Spanish public transport autonomous body

The Consorcio Regional de Transportes de Madrid (CRTM; literally: Regional Consortium of Transportation for Madrid) is an autonomous body created by Spanish law 5/1985 which is tasked with coordinating the public transport operations across multiple providers in the Community of Madrid. It harmonizes fares for commuter rail, rapid transit, light rail and bus transport services provided by entities such as Renfe Cercanías, Metro de Madrid S.A. or the Empresa Municipal de Transportes de Madrid (EMT).

The Consorcio also extends into some councils of the nearby provinces of Toledo, Guadalajara and Cuenca, and, to a lesser extent, to some councils of the provinces of Segovia and Avila.

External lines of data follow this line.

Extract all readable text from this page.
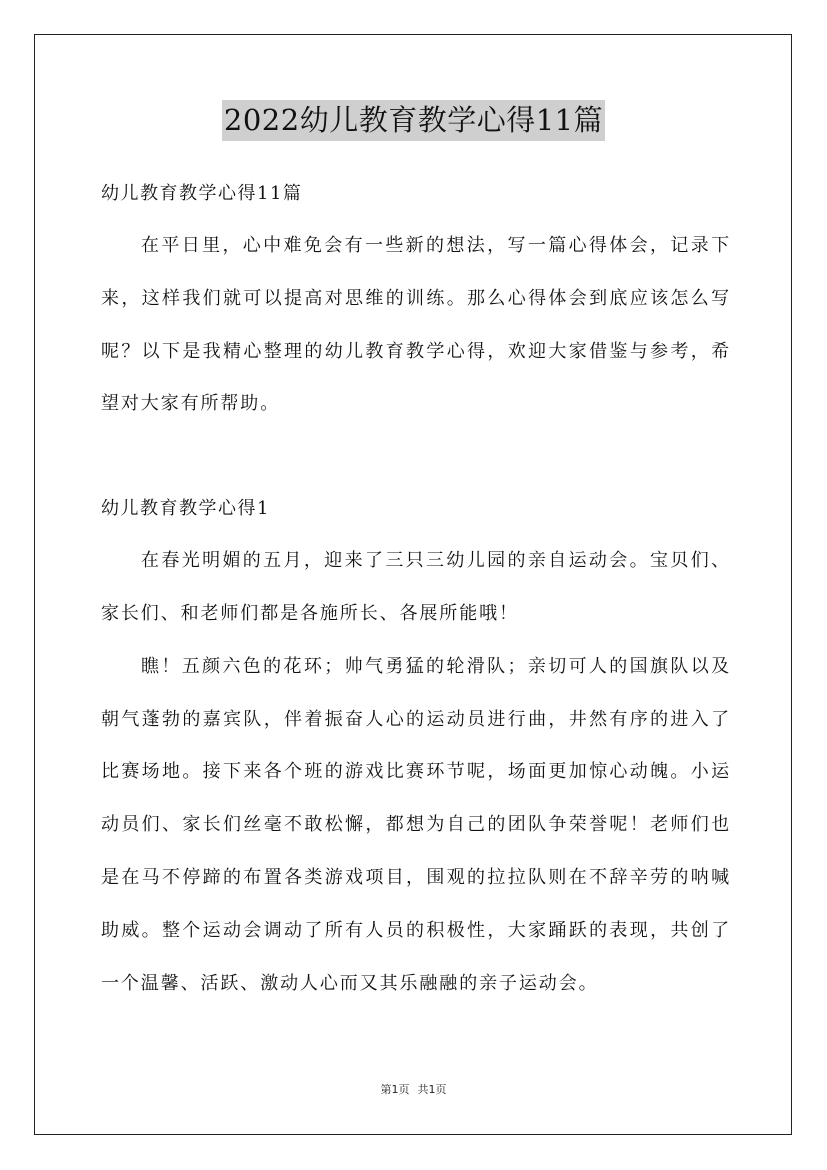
2022幼儿教育教学心得11篇

幼儿教育教学心得11篇

在平日里，心中难免会有一些新的想法，写一篇心得体会，记录下来，这样我们就可以提高对思维的训练。那么心得体会到底应该怎么写呢？以下是我精心整理的幼儿教育教学心得，欢迎大家借鉴与参考，希望对大家有所帮助。

幼儿教育教学心得1

在春光明媚的五月，迎来了三只三幼儿园的亲自运动会。宝贝们、家长们、和老师们都是各施所长、各展所能哦！

瞧！五颜六色的花环；帅气勇猛的轮滑队；亲切可人的国旗队以及朝气蓬勃的嘉宾队，伴着振奋人心的运动员进行曲，井然有序的进入了比赛场地。接下来各个班的游戏比赛环节呢，场面更加惊心动魄。小运动员们、家长们丝毫不敢松懈，都想为自己的团队争荣誉呢！老师们也是在马不停蹄的布置各类游戏项目，围观的拉拉队则在不辞辛劳的呐喊助威。整个运动会调动了所有人员的积极性，大家踊跃的表现，共创了一个温馨、活跃、激动人心而又其乐融融的亲子运动会。

第1页 共1页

Its executive board is presided over by the regional minister for transport. The vice-president is a member of the Municipal Council of Madrid. The other board members are six further representatives of the regional government, two more representatives of the Madrid municipal council, three representatives of other municipal councils, two representatives of the State administration, two syndical representatives, two representatives of corporate associations and one representative of consumer associations.

== Intercity buses ==
Intercity transport, i.e. journeys that go between different municipalities in the Madrid region, are operated by the CRTM. The company operates three separate types of lines; (i) daytime lines, (ii) daytime lines with added night service, and (iii) dedicated night lines. The inter-urban night buses (autobuses interurbanos), commonly known as Green Owls (Búhos verdes), travel further afield than the regular N1 to N28 and NC1-NC2 owl buses within Madrid urban core (which are operated by EMT), and connect Madrid with the smaller cities of the periphery. As of June 2022 there are 40 such routes. Green Owl buses are identified by the letter N followed by three numbers (e.g. N101). It has been noted that real-time indicators at bus stops usually display only the number of a route, and not the "N" at the beginning, which can be a cause of confusion for visitors, as the route 101 can have a completely different destination to the route N101 (for example).